Если же человеком овладевает томление духа, — сомнение, невидение, усталость, бессилие, безразличие, — то не следует насиловать себя и понуждать себя к напряжениям. Надо «отпустить» себя в те божественные содержания жизни, которые продолжают радовать и утешать; и пребывать в них во все время духовного отдыха. Для этого надо найти ту сферу духовной жизни, в которой личный дух мог бы «отпустить» свое перенапряжение: уйти в природу, в музыку, в живопись, в поэзию, в созерцание звездного неба, в сопереживание чужого горя, великих страниц истории, в тихое пение, в помощь чужому, новополюбляемому человеку и, лучше всего, в ненапряженную тихую молитву шепотом. Все это есть духовный отдых, необходимость которого надо предвидеть или предчувствовать заранее. Но возможно и такое томление духа, которое требует непосредственного преображения в мировую скорбь: ибо мировая скорбь — скорбь о томлении и страдании мира, о его несовершенстве, греховности и муке, есть в последнем и глубочайшем измерении скорбь самого Бога, а скорбь вместе с Ним есть «благое иго» и «легкое бремя» (Мф. 11:30).

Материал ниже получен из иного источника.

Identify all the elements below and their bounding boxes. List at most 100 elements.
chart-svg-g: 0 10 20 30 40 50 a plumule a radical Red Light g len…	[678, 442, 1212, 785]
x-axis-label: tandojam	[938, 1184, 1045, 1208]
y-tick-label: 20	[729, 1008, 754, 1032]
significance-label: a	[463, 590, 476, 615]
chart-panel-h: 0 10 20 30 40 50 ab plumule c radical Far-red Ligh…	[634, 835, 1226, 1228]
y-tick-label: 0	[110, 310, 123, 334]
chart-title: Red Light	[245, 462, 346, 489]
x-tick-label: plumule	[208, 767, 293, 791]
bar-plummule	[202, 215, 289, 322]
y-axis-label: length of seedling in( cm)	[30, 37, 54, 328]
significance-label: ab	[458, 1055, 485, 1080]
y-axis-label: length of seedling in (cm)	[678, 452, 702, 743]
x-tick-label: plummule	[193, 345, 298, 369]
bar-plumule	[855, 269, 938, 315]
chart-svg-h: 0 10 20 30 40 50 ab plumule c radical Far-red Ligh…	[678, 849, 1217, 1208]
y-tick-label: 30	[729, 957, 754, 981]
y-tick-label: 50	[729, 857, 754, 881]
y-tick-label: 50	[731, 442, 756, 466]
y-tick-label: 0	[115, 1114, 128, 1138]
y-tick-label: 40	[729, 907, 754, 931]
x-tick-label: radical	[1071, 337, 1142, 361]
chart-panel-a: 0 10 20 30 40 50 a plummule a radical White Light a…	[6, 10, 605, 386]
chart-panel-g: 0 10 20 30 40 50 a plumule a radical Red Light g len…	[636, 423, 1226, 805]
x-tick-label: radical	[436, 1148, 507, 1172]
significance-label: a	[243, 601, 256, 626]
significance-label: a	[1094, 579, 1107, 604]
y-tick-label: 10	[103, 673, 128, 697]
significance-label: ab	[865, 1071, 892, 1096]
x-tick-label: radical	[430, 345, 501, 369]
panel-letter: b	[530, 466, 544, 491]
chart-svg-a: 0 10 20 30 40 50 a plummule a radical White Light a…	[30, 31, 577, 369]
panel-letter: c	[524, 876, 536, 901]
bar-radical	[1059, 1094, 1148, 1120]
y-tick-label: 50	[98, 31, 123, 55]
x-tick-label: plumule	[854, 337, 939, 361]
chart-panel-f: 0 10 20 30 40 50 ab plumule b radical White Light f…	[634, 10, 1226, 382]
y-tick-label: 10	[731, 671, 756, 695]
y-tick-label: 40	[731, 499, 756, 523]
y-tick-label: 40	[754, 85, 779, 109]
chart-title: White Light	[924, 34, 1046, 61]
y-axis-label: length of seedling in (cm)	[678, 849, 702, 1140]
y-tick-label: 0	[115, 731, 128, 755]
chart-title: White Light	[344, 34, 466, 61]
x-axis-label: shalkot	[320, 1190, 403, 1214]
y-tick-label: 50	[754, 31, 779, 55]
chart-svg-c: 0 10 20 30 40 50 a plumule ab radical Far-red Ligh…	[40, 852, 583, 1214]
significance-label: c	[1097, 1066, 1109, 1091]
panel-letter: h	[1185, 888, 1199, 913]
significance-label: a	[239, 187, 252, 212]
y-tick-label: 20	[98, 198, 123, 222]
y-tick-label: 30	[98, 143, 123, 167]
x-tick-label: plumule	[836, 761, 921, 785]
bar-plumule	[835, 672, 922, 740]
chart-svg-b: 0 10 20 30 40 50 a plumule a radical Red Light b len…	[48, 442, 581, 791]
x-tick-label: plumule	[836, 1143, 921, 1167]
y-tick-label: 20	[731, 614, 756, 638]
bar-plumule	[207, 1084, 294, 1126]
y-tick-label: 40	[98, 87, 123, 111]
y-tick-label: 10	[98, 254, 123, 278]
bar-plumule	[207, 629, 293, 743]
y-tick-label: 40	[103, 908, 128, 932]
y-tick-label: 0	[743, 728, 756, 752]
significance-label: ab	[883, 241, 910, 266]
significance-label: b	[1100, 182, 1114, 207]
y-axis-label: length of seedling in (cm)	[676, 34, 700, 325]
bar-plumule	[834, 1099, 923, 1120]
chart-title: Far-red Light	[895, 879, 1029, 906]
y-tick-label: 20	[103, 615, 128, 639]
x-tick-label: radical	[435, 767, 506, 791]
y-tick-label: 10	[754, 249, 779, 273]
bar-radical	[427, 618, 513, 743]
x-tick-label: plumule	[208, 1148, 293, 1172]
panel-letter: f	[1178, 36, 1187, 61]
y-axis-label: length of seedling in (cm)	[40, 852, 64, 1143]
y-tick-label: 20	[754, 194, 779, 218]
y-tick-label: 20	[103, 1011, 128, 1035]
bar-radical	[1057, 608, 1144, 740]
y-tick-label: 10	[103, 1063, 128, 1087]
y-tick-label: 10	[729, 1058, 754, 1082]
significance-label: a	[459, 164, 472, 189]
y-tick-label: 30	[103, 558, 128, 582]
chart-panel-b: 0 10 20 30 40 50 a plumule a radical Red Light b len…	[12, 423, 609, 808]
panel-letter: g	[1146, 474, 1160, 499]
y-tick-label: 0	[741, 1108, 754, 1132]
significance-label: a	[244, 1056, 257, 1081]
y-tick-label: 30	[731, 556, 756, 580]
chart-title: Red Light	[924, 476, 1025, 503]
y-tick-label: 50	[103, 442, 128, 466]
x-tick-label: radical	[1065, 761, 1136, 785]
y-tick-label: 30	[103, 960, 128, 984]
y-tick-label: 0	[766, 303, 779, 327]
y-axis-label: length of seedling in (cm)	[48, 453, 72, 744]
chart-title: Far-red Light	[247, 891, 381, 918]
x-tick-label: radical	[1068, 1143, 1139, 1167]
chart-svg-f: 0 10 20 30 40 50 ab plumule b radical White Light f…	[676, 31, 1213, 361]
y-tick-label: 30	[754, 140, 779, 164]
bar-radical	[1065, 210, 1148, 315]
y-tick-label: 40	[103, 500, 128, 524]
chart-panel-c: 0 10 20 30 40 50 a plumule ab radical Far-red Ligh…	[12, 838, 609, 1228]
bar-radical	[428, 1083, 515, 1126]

Надо помнить благостный и мудрый совет Апостола Иакова: «зло страждет ли кто из вас? пусть молится» (Иак. 5:13). Ибо такая молитва есть зов о помощи, направленный к Тому, Кто зовет меня к себе через мое страдание. С нее начинается творческое очищение, одухотворение и просветление моего существа; с нее начинается преодоление страдания и греха.